What We Listen For on Abacab

  • Energy for starters. What could be more important than the life of the music?
  • Then: presence and immediacy. The vocals aren’t “back there” somewhere, lost in the mix. They’re front and center where any recording engineer worth his salt would put them.
  • The Big Sound comes next — wall to wall, lots of depth, huge space, three-dimensionality, all that sort of thing.
  • Then transient information — fast, clear, sharp attacks, not the smear and thickness so common to these LPs.
  • Tight punchy bass — which ties in with good transient information, also the issue of frequency extension further down.
  • Next: transparency — the quality that allows you to hear deep into the soundfield, showing you the space and air around all the instruments.
  • Extend the top and bottom and voila, you have The Real Thing — an honest to goodness Hot Stamper.

TRACK LISTING

Side One

Abacab 
No Reply at All 
Me and Sarah Jane 
Keep It Dark

Side Two

Dodo / Lurker
Who Dunnit?
Man on the Corner
Like It or Not
Another Record

AMG Review

Duke showcased a new Genesis — a sleek, hard, stylish trio that truly sounded like a different band from its first incarnation — but Abacab was where this new incarnation of the band came into its own. Working with producer Hugh Padgham, the group escalated the innovations of Duke, increasing the pop hooks, working them seamlessly into the artiest rock here.

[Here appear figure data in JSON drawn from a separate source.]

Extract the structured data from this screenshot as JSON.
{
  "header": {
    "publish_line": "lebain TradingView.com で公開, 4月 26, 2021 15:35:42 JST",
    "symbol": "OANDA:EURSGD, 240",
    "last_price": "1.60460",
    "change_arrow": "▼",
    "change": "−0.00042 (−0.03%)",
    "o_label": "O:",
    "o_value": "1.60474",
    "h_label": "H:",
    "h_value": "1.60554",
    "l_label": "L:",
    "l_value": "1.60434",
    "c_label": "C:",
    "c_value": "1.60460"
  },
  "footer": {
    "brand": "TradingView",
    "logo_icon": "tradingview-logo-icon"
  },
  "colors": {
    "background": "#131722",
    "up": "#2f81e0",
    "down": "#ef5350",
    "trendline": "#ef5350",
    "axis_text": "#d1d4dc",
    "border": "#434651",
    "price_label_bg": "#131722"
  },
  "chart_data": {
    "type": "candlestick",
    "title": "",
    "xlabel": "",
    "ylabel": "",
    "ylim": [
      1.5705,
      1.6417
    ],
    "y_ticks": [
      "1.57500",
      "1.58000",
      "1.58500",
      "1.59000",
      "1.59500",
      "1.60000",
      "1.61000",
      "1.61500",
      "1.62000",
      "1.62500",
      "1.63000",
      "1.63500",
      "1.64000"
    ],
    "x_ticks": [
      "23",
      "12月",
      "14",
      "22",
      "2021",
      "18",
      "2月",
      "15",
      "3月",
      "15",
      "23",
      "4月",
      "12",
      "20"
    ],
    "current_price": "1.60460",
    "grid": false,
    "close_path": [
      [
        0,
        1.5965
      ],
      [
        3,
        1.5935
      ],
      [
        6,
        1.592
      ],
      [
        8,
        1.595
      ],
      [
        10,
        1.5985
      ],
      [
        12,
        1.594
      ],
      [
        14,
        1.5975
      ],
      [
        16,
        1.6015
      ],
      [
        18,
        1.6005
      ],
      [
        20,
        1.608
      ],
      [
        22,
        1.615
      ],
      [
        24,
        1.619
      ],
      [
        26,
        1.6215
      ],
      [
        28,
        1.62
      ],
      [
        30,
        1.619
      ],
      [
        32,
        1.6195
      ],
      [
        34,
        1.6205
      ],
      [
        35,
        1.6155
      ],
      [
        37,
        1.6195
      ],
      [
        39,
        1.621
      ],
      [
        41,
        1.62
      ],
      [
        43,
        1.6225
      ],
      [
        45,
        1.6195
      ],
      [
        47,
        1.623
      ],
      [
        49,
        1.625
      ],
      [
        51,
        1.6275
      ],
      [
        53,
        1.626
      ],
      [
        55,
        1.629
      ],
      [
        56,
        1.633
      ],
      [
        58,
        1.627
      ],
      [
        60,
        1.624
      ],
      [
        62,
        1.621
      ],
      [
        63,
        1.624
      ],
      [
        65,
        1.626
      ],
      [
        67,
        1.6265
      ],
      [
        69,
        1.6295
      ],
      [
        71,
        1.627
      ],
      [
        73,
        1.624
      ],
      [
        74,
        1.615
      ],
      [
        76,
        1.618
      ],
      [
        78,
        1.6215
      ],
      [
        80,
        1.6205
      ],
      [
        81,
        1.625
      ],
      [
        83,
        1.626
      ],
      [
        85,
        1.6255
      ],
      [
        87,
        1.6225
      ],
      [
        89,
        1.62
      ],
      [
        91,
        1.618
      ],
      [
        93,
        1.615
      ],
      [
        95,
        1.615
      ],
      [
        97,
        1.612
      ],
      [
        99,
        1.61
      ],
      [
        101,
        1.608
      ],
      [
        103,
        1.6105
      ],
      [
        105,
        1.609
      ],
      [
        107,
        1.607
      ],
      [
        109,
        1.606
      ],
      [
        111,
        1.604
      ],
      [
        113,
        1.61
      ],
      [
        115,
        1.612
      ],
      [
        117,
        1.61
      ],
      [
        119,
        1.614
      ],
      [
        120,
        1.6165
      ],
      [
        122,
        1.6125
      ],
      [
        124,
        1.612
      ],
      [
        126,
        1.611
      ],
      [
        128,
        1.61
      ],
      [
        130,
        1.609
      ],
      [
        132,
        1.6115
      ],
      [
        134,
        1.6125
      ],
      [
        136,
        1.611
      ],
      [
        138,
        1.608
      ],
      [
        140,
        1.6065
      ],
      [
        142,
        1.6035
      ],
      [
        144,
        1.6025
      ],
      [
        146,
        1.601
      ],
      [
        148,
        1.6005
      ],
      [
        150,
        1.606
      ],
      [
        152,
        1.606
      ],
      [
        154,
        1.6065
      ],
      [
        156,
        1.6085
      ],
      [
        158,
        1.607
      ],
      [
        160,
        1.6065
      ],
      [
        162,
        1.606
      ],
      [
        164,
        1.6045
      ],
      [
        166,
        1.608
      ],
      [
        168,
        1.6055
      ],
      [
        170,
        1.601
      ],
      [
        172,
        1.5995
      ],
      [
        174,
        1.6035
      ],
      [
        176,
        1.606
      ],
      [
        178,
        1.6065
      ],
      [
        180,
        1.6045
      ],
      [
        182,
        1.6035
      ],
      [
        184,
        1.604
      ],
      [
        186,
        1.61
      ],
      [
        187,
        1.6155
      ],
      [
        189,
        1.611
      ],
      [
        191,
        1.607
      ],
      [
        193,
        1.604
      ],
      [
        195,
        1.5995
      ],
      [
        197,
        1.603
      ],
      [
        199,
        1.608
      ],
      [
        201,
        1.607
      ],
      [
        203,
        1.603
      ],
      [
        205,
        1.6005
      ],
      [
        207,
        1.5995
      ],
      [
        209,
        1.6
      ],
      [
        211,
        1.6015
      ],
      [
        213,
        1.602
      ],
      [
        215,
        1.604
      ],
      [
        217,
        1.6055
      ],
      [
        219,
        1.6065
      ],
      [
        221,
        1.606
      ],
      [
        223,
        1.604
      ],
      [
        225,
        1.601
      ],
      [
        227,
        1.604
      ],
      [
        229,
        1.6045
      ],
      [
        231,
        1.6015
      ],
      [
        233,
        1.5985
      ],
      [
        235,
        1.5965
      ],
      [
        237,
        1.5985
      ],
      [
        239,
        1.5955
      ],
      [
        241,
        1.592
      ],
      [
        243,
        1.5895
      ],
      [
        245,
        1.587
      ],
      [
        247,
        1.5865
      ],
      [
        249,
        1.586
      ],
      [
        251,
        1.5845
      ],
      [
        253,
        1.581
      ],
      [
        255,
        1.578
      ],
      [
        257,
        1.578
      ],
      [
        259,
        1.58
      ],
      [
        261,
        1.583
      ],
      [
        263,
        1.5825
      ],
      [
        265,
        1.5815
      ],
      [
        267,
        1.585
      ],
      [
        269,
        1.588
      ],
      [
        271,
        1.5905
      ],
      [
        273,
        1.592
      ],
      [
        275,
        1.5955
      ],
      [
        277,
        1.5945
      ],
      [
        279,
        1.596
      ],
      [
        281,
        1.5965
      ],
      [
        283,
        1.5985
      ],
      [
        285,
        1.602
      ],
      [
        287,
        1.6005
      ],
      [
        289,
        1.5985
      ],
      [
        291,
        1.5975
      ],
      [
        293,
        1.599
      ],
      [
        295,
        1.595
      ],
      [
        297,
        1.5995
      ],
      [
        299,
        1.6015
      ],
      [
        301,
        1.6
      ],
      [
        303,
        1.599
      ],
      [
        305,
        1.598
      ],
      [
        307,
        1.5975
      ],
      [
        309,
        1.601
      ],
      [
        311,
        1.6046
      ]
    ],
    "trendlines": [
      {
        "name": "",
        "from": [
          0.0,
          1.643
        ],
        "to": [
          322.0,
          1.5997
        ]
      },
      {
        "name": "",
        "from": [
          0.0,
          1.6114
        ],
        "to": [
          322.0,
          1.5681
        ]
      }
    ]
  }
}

And even if the brash, glorious pop of “No Reply at All” — powered by the percolating horns of Earth, Wind & Fire, yet polished into a precise piece of nearly new wave pop by Padgham — suggests otherwise, this is still art rock at its core, or at least album-oriented rock, as the band works serious syncopations and instrumental forays into a sound that’s as bright, bold, and jagged as the modernist artwork on the cover.

Background

The group initially wrote an album’s worth of material which they subsequently discarded because they saw themselves as becoming, in Mike Rutherford’s words, “a caricature of ourselves”. In what he saw as a major turning point for the group, they made a decision to throw out any songs which sounded like anything they had done before.
The album continued the band’s sharp stylistic shift towards post punk, new wave music and also a radio-friendly pop music sound. Influences of Brian Eno (Phil Collins had played on his albums frequently), Talking Heads and Peter Gabriel’s solo material are evident. “No Reply at All” features the Earth, Wind & Fire horn section (as did Collins’ solo album Face Value earlier in 1981).

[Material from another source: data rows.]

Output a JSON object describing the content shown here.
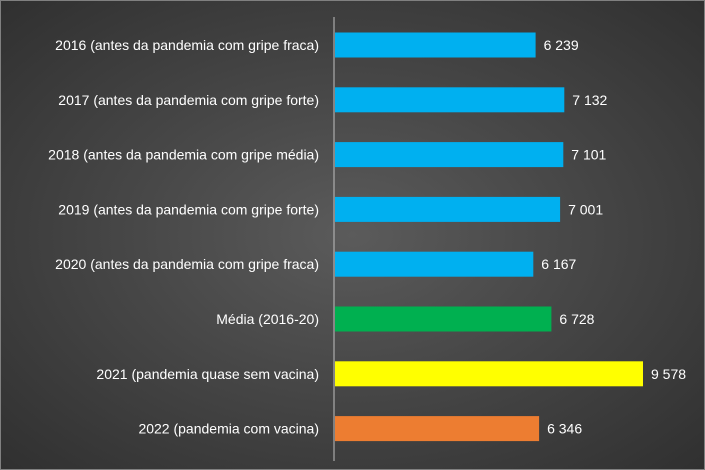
{
  "chart_data": {
    "type": "bar",
    "orientation": "horizontal",
    "categories": [
      "2016 (antes da pandemia com gripe fraca)",
      "2017 (antes da pandemia com gripe forte)",
      "2018 (antes da pandemia com gripe média)",
      "2019 (antes da pandemia com gripe forte)",
      "2020 (antes da pandemia com gripe fraca)",
      "Média (2016-20)",
      "2021 (pandemia quase sem vacina)",
      "2022 (pandemia com vacina)"
    ],
    "values": [
      6239,
      7132,
      7101,
      7001,
      6167,
      6728,
      9578,
      6346
    ],
    "value_labels": [
      "6 239",
      "7 132",
      "7 101",
      "7 001",
      "6 167",
      "6 728",
      "9 578",
      "6 346"
    ],
    "bar_colors": [
      "#00b0f0",
      "#00b0f0",
      "#00b0f0",
      "#00b0f0",
      "#00b0f0",
      "#00b050",
      "#ffff00",
      "#ed7d31"
    ],
    "xlim": [
      0,
      9578
    ],
    "title": "",
    "xlabel": "",
    "ylabel": "",
    "grid": false,
    "legend": "none"
  },
  "colors": {
    "background": "#474747",
    "text": "#ffffff",
    "axis": "#bfbfbf"
  }
}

Genesis produced Abacab solely by themselves. Engineer Hugh Padgham, who had assisted Collins on Face Value, continued to work on Genesis and Collins recordings through the end of the 1980s.

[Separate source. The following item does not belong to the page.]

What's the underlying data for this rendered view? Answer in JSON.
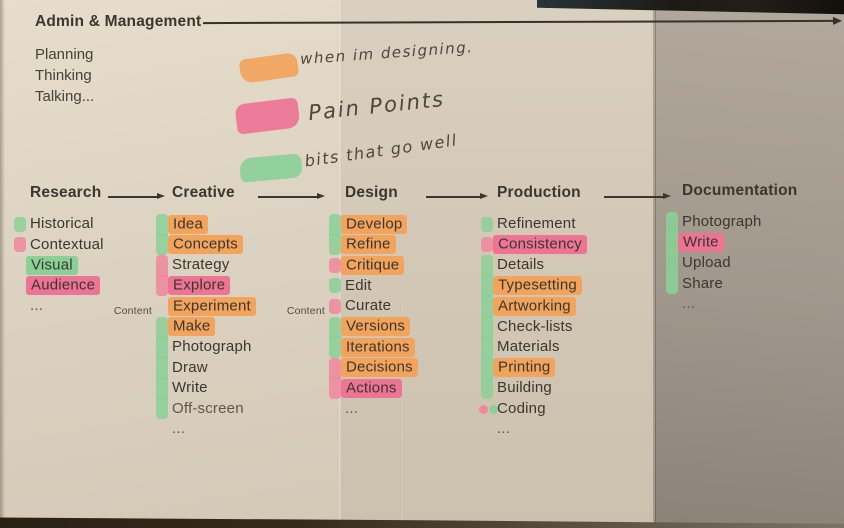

The album takes its name from an early arrangement of the title track. Rutherford said on the US radio show In the Studio with Redbeard (which spotlighted Duke and Abacab in one episode): “There were three bits of music in ‘Abacab’, and we referred to them as ‘section a’, ‘section b’, and ‘section c’… and at different times, they were in different order. We’d start with ‘section a’ and then have ‘section c’… and at one point in time, it spelled Abacab. On the final version, it’s not that at all, it’s like ‘Accaabbaac’.”